Glucagon-like peptide-1 receptor agonists (GLP-1 RAs) have revolutionized the treatment of diabetes and obesity and are increasingly being identified as promising therapies for a wide range of conditions. GLP-1 RAs mimic naturally occurring GLP-1, an enterohormone produced in response to oral intake that regulates glucose metabolism and promotes weight loss. While GLP-1 RAs target a wide range of organ systems, their impacts on gastrointestinal motility are widely regarded as a major mechanism by which they exert their metabolic effects.

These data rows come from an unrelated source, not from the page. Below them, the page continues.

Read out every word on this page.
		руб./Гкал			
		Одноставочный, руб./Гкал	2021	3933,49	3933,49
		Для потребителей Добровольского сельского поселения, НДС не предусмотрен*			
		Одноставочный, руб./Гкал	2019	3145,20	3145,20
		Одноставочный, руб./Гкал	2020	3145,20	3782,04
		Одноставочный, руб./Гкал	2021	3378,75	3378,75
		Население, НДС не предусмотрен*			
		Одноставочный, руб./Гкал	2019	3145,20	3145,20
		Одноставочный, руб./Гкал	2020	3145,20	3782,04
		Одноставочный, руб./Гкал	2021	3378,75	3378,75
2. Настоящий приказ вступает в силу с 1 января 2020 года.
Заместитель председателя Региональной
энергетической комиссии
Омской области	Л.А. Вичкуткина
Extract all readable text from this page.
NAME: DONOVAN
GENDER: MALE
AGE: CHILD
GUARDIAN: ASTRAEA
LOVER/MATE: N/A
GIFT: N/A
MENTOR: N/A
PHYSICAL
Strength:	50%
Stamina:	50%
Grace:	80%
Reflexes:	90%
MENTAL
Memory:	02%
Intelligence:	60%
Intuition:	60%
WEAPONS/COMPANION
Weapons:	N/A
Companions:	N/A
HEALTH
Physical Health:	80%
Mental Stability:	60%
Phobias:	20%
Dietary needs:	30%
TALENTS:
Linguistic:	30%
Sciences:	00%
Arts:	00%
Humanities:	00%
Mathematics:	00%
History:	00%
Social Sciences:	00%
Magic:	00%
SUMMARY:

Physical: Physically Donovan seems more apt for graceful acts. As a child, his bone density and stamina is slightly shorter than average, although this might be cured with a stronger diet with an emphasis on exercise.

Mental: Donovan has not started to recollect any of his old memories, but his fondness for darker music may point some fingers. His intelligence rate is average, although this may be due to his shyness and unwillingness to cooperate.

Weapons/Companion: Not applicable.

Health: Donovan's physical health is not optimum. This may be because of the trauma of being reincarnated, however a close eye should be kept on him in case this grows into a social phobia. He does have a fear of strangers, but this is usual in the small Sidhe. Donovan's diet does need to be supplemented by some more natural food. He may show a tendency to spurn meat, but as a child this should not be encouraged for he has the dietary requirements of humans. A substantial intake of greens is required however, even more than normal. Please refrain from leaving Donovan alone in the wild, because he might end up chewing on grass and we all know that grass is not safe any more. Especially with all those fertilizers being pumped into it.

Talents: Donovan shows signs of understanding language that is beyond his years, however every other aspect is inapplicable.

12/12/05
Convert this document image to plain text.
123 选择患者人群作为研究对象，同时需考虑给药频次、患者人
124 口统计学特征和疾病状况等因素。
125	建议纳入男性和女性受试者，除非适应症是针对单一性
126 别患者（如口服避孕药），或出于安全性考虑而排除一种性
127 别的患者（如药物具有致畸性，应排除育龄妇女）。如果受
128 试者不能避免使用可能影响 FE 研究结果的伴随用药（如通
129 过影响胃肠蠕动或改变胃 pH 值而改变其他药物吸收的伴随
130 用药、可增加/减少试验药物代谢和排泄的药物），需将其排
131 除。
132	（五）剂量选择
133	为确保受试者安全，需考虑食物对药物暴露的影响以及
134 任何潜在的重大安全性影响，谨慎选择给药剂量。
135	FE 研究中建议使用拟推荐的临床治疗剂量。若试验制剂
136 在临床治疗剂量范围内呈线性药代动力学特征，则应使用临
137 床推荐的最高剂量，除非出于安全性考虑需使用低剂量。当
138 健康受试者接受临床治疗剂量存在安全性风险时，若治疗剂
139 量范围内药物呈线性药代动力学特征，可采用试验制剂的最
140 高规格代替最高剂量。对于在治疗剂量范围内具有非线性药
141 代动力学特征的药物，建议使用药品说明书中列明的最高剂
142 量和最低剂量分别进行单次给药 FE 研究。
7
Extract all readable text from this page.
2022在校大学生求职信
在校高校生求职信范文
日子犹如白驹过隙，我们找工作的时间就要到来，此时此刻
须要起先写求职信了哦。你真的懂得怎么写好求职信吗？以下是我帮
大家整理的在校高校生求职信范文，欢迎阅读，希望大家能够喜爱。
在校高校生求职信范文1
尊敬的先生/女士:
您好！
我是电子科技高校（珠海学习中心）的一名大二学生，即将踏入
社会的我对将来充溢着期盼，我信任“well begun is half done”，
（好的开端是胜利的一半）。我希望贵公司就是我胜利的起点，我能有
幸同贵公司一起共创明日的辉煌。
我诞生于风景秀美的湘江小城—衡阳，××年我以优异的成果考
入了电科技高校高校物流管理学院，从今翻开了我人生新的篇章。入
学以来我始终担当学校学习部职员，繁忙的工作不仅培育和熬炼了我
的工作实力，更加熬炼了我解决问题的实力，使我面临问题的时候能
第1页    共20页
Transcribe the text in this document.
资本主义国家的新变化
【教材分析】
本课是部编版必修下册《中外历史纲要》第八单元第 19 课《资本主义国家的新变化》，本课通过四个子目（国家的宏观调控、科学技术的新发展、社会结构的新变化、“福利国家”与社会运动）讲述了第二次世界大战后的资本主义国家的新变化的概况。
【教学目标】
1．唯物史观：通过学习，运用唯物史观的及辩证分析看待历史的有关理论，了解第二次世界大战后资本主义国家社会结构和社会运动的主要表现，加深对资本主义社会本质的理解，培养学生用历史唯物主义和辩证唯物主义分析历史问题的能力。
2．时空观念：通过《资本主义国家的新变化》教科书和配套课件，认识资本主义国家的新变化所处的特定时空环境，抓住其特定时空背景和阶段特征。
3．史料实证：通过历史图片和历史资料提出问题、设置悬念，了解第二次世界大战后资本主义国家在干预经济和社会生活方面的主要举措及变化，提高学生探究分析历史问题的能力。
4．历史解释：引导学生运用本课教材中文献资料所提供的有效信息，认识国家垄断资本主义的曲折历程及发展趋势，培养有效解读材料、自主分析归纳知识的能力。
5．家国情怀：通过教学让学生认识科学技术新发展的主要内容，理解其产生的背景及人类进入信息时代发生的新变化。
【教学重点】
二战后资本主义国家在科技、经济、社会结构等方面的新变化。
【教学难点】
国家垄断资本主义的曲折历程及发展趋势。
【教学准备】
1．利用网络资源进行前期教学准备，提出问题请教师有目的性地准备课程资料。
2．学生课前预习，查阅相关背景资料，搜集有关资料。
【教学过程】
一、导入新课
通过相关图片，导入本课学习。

However, the drugs' alterations in gut motility may account for many of their commonly reported adverse effects including nausea, vomiting, early satiety, dyspepsia, and bowel habit changes. GLP-1 RAs alter gastrointestinal motility at all levels of the GI tract, with delayed gastric emptying being the most well characterized. The effects of GLP-1 RAs on gastrointestinal motility have important clinical implications, including possible increased periprocedural aspiration risk and potential challenges with medication adherence and tolerability.